I can hardly remember what happened on that trip to the East Coast. I wore a sport coat and tie when I hitched cause I'd get better rides. People were so good. They'd buy me meals and sometimes go out of their way. Hitchhiking was better back then I think. People weren't as fearful as now. Money was bigger, went further, seemed to grow in pockets compared to these times. Got picked up by a guy my age in Arkansas who invited me to a dance. OK. We picked up his girlfriend who brought a friend so the four of us went to a roller rink in the country and danced and drank beer in the parking lot. My date and I made out while the other couple got into a fight which led to him driving ninety and screaming.
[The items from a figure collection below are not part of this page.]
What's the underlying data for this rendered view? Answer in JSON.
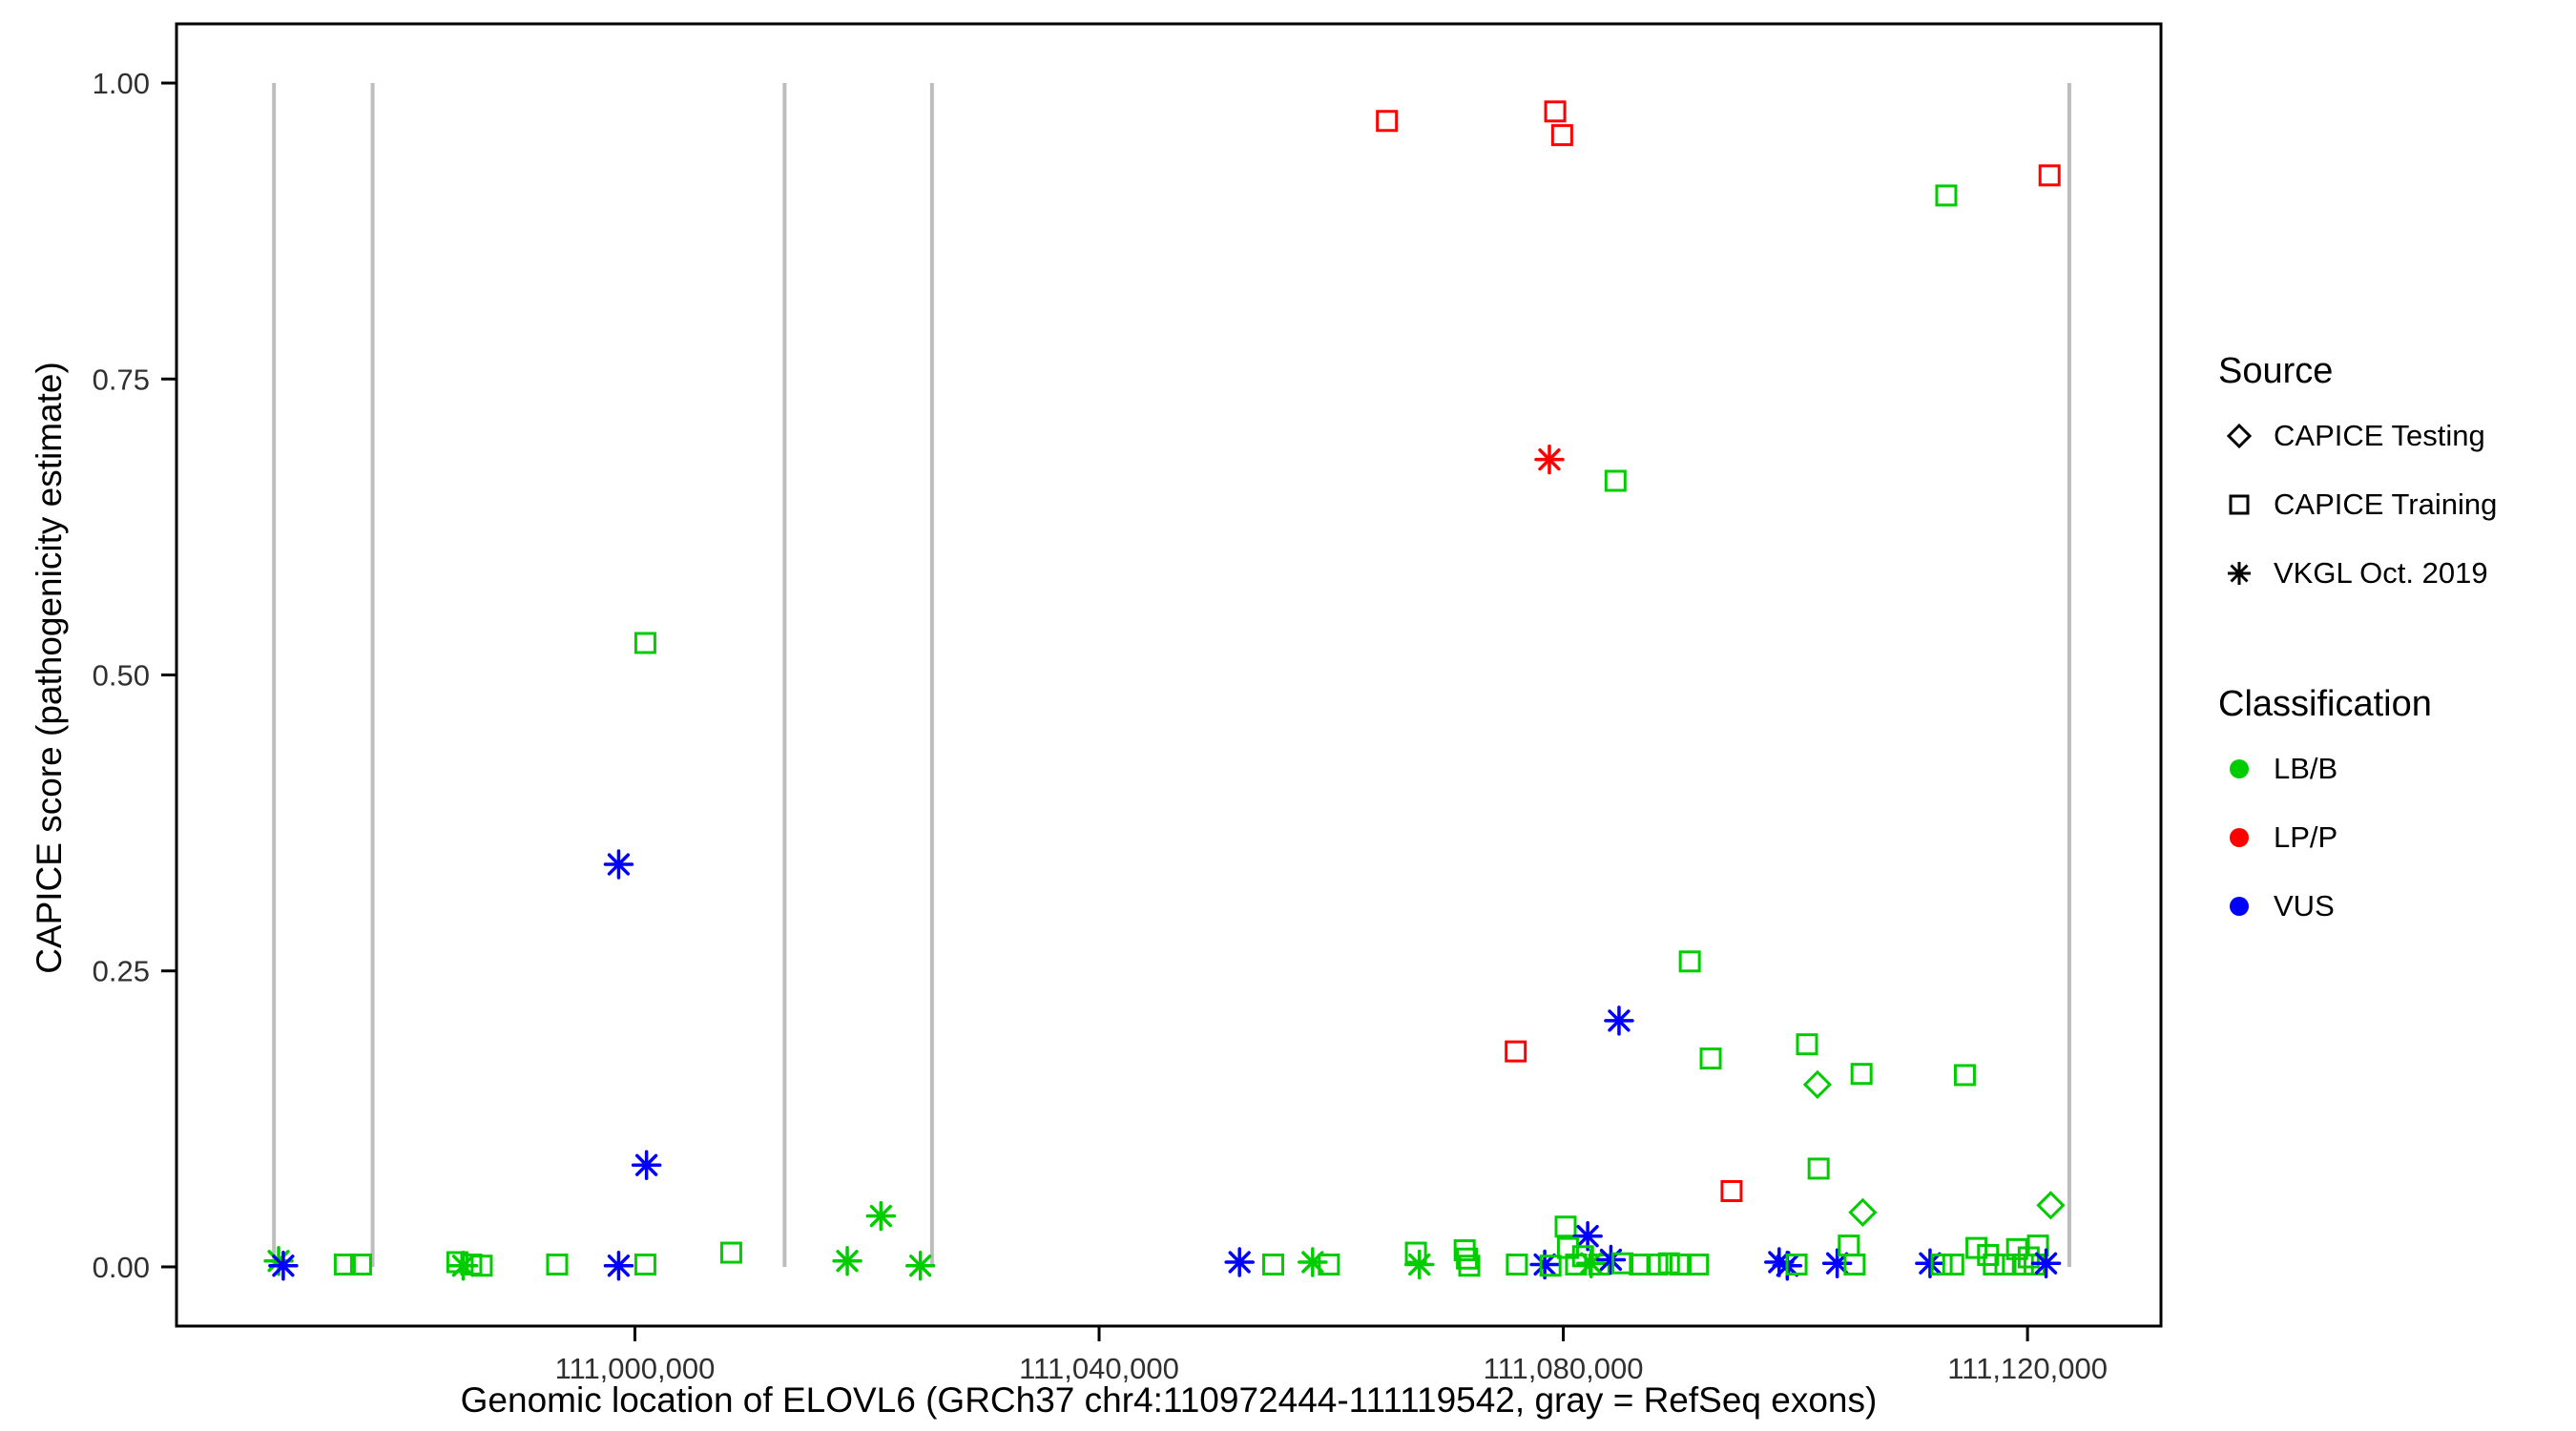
{
  "chart_data": {
    "type": "scatter",
    "title": "",
    "xlabel": "Genomic location of ELOVL6 (GRCh37 chr4:110972444-111119542, gray = RefSeq exons)",
    "ylabel": "CAPICE score (pathogenicity estimate)",
    "xlim": [
      110960500,
      111131500
    ],
    "ylim": [
      -0.05,
      1.05
    ],
    "grid": false,
    "legend_position": "right",
    "x_ticks": [
      {
        "value": 111000000,
        "label": "111,000,000"
      },
      {
        "value": 111040000,
        "label": "111,040,000"
      },
      {
        "value": 111080000,
        "label": "111,080,000"
      },
      {
        "value": 111120000,
        "label": "111,120,000"
      }
    ],
    "y_ticks": [
      {
        "value": 0.0,
        "label": "0.00"
      },
      {
        "value": 0.25,
        "label": "0.25"
      },
      {
        "value": 0.5,
        "label": "0.50"
      },
      {
        "value": 0.75,
        "label": "0.75"
      },
      {
        "value": 1.0,
        "label": "1.00"
      }
    ],
    "panel_border_color": "#000000",
    "tick_label_color": "#303030",
    "exon_color": "#BDBDBD",
    "exon_note": "gray vertical segments from y=0 to y=1 mark RefSeq exons",
    "exon_positions": [
      110968900,
      110977400,
      111012900,
      111025600,
      111123600
    ],
    "classification_colors": {
      "B": "#00CC00",
      "P": "#FF0000",
      "V": "#0000FF"
    },
    "classification_labels": {
      "B": "LB/B",
      "P": "LP/P",
      "V": "VUS"
    },
    "source_labels": {
      "tr": "CAPICE Training",
      "te": "CAPICE Testing",
      "vk": "VKGL Oct. 2019"
    },
    "shape_by_source": {
      "tr": "square",
      "te": "diamond",
      "vk": "asterisk"
    },
    "columns": [
      "x",
      "y",
      "classification",
      "source"
    ],
    "points": [
      [
        111064800,
        0.968,
        "P",
        "tr"
      ],
      [
        111079300,
        0.976,
        "P",
        "tr"
      ],
      [
        111079900,
        0.956,
        "P",
        "tr"
      ],
      [
        111121900,
        0.922,
        "P",
        "tr"
      ],
      [
        111113000,
        0.905,
        "B",
        "tr"
      ],
      [
        111078800,
        0.682,
        "P",
        "vk"
      ],
      [
        111084500,
        0.664,
        "B",
        "tr"
      ],
      [
        111000900,
        0.527,
        "B",
        "tr"
      ],
      [
        110998600,
        0.34,
        "V",
        "vk"
      ],
      [
        111090900,
        0.258,
        "B",
        "tr"
      ],
      [
        111084800,
        0.208,
        "V",
        "vk"
      ],
      [
        111101000,
        0.188,
        "B",
        "tr"
      ],
      [
        111075900,
        0.182,
        "P",
        "tr"
      ],
      [
        111092700,
        0.176,
        "B",
        "tr"
      ],
      [
        111105700,
        0.163,
        "B",
        "tr"
      ],
      [
        111114600,
        0.162,
        "B",
        "tr"
      ],
      [
        111101900,
        0.154,
        "B",
        "te"
      ],
      [
        111001000,
        0.086,
        "V",
        "vk"
      ],
      [
        111102000,
        0.083,
        "B",
        "tr"
      ],
      [
        111094500,
        0.064,
        "P",
        "tr"
      ],
      [
        111105800,
        0.046,
        "B",
        "te"
      ],
      [
        111122000,
        0.052,
        "B",
        "te"
      ],
      [
        111021200,
        0.043,
        "B",
        "vk"
      ],
      [
        111080200,
        0.034,
        "B",
        "tr"
      ],
      [
        111082100,
        0.026,
        "V",
        "vk"
      ],
      [
        110969300,
        0.005,
        "B",
        "vk"
      ],
      [
        110969700,
        0.001,
        "V",
        "vk"
      ],
      [
        110975000,
        0.002,
        "B",
        "tr"
      ],
      [
        110976400,
        0.002,
        "B",
        "tr"
      ],
      [
        110984700,
        0.004,
        "B",
        "tr"
      ],
      [
        110985200,
        0.001,
        "B",
        "vk"
      ],
      [
        110985900,
        0.002,
        "B",
        "tr"
      ],
      [
        110986800,
        0.001,
        "B",
        "tr"
      ],
      [
        110993300,
        0.002,
        "B",
        "tr"
      ],
      [
        110998600,
        0.001,
        "V",
        "vk"
      ],
      [
        111000900,
        0.002,
        "B",
        "tr"
      ],
      [
        111008300,
        0.012,
        "B",
        "tr"
      ],
      [
        111018300,
        0.005,
        "B",
        "vk"
      ],
      [
        111024600,
        0.001,
        "B",
        "vk"
      ],
      [
        111052100,
        0.004,
        "V",
        "vk"
      ],
      [
        111055000,
        0.002,
        "B",
        "tr"
      ],
      [
        111058400,
        0.004,
        "B",
        "vk"
      ],
      [
        111059800,
        0.002,
        "B",
        "tr"
      ],
      [
        111067300,
        0.012,
        "B",
        "tr"
      ],
      [
        111067600,
        0.002,
        "B",
        "vk"
      ],
      [
        111071500,
        0.014,
        "B",
        "tr"
      ],
      [
        111071700,
        0.007,
        "B",
        "tr"
      ],
      [
        111071900,
        0.001,
        "B",
        "tr"
      ],
      [
        111076000,
        0.002,
        "B",
        "tr"
      ],
      [
        111078400,
        0.002,
        "V",
        "vk"
      ],
      [
        111078900,
        0.001,
        "B",
        "tr"
      ],
      [
        111080400,
        0.016,
        "B",
        "tr"
      ],
      [
        111081100,
        0.002,
        "B",
        "tr"
      ],
      [
        111081700,
        0.009,
        "B",
        "tr"
      ],
      [
        111082400,
        0.003,
        "B",
        "vk"
      ],
      [
        111083100,
        0.002,
        "B",
        "tr"
      ],
      [
        111084100,
        0.006,
        "V",
        "vk"
      ],
      [
        111085100,
        0.003,
        "B",
        "tr"
      ],
      [
        111086600,
        0.002,
        "B",
        "tr"
      ],
      [
        111088100,
        0.002,
        "B",
        "tr"
      ],
      [
        111089100,
        0.003,
        "B",
        "tr"
      ],
      [
        111090100,
        0.002,
        "B",
        "tr"
      ],
      [
        111091600,
        0.002,
        "B",
        "tr"
      ],
      [
        111098600,
        0.004,
        "V",
        "vk"
      ],
      [
        111099300,
        0.001,
        "V",
        "vk"
      ],
      [
        111100100,
        0.002,
        "B",
        "tr"
      ],
      [
        111103600,
        0.003,
        "V",
        "vk"
      ],
      [
        111104600,
        0.018,
        "B",
        "tr"
      ],
      [
        111105100,
        0.002,
        "B",
        "tr"
      ],
      [
        111111600,
        0.003,
        "V",
        "vk"
      ],
      [
        111112600,
        0.002,
        "B",
        "tr"
      ],
      [
        111113600,
        0.002,
        "B",
        "tr"
      ],
      [
        111115600,
        0.016,
        "B",
        "tr"
      ],
      [
        111116600,
        0.01,
        "B",
        "tr"
      ],
      [
        111117100,
        0.002,
        "B",
        "tr"
      ],
      [
        111118100,
        0.002,
        "B",
        "tr"
      ],
      [
        111119100,
        0.015,
        "B",
        "tr"
      ],
      [
        111119600,
        0.002,
        "B",
        "tr"
      ],
      [
        111120100,
        0.008,
        "B",
        "tr"
      ],
      [
        111120600,
        0.002,
        "B",
        "tr"
      ],
      [
        111120900,
        0.018,
        "B",
        "tr"
      ],
      [
        111121600,
        0.003,
        "V",
        "vk"
      ]
    ]
  },
  "legend": {
    "source": {
      "title": "Source",
      "items": [
        {
          "label": "CAPICE Testing",
          "shape": "diamond"
        },
        {
          "label": "CAPICE Training",
          "shape": "square"
        },
        {
          "label": "VKGL Oct. 2019",
          "shape": "asterisk"
        }
      ]
    },
    "classification": {
      "title": "Classification",
      "items": [
        {
          "label": "LB/B",
          "color": "#00CC00"
        },
        {
          "label": "LP/P",
          "color": "#FF0000"
        },
        {
          "label": "VUS",
          "color": "#0000FF"
        }
      ]
    }
  }
}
Men would pick me up and proposition me. I remember one guy telling me it would be fine with him if I masturbated. Some would be oblique and, for instance, offer me a place to stay for the night, others would be up front and say, "How'd you like a blow job?" I'd politely decline their suggestions. Sometimes they'd drop me off then and go looking for someone else, but more likely we'd just talk and sometimes, maybe appreciating that I wasn't uncomfortable with them, maybe hoping I'd change my mind, maybe lonely, they'd drive way further than where they were going.

Another key category of rides was those who wanted to talk about Jesus. I could talk Jesus and would say yes, I believe in Jesus. I could do this without lying too because of how I understood the actual meaning of the terms. I might say that yes I take Jesus as my personal lord and savior, but that might not mean the same thing to me it does to you. I did make things up at times to break the monotony - like when they'd ask what church I went to. The Quadrangle Church. What's that? Well, you know there's the Trinity. We believe in the Quadrangle which is the Trinity plus the Bible itself. That always went over big. People love worshiping graven images.

In St. Louis I went to a country club, hung out for a while, and got a free meal. I spent a lot of time in country clubs growing up so I knew how to blend in. But it wasn't always easy. I stood for 12 hours on the road in the rain before someone picked me up.

Went to Washington and Lee University where my high school friend Roger was a freshman. I loved to trip Roger out. Something about him just demanded the naughty from me. Found out where his room was in what dorm. Slowly opened the door. Roger was sitting on his bed talking to a friend who was in a chair. He leaned over to see whose face was half hidden. I stepped out. "David!" he exclaimed. "Hi Roger," I said in a monotone waving my hand. "David!" he called out again. "Bye Roger," I said, shut the door, leaped down the stairs out the front door, hid in the bushes, and watched Roger running out across the spacious lawn desperately calling my name. That night over dinner he told me it had happened so quickly he'd wondered if he'd imagined it.

I got to Washington DC and walked around from site to site. It got dark. Not far from the Capital, a police car pulled over and an officer cautioned that it was a dangerous neighborhood and I'd better get out of there. I went to a greasy spoon, ate some crackers, drank water with ketchup in it, and ducked out. Ended up spending the evening with a crowd lined up at the Mint. They were there to get a new coin that was coming out the next day, maybe for Kennedy. That night was an education in crowd dynamics. There were maybe 200 people. Rumors spread. People were convinced that the coins they'd receive the next day would be of great value. Some people thought they'd get coins for free. The president would come. A secret police force was watching us. One's place in line was important. The coins would run out. There were two men who walked up and down the line and asked for money to protect your place. Numbers were assigned to each person so we could walk around and gather together. There were speeches, arguments, fights, peace, excitement, fear, hope, even voting on rules and agreements. Order won out till the doors opened at nine and everyone rushed for the entrance without any regard for what had transpired before. I hitched back to Fort Worth.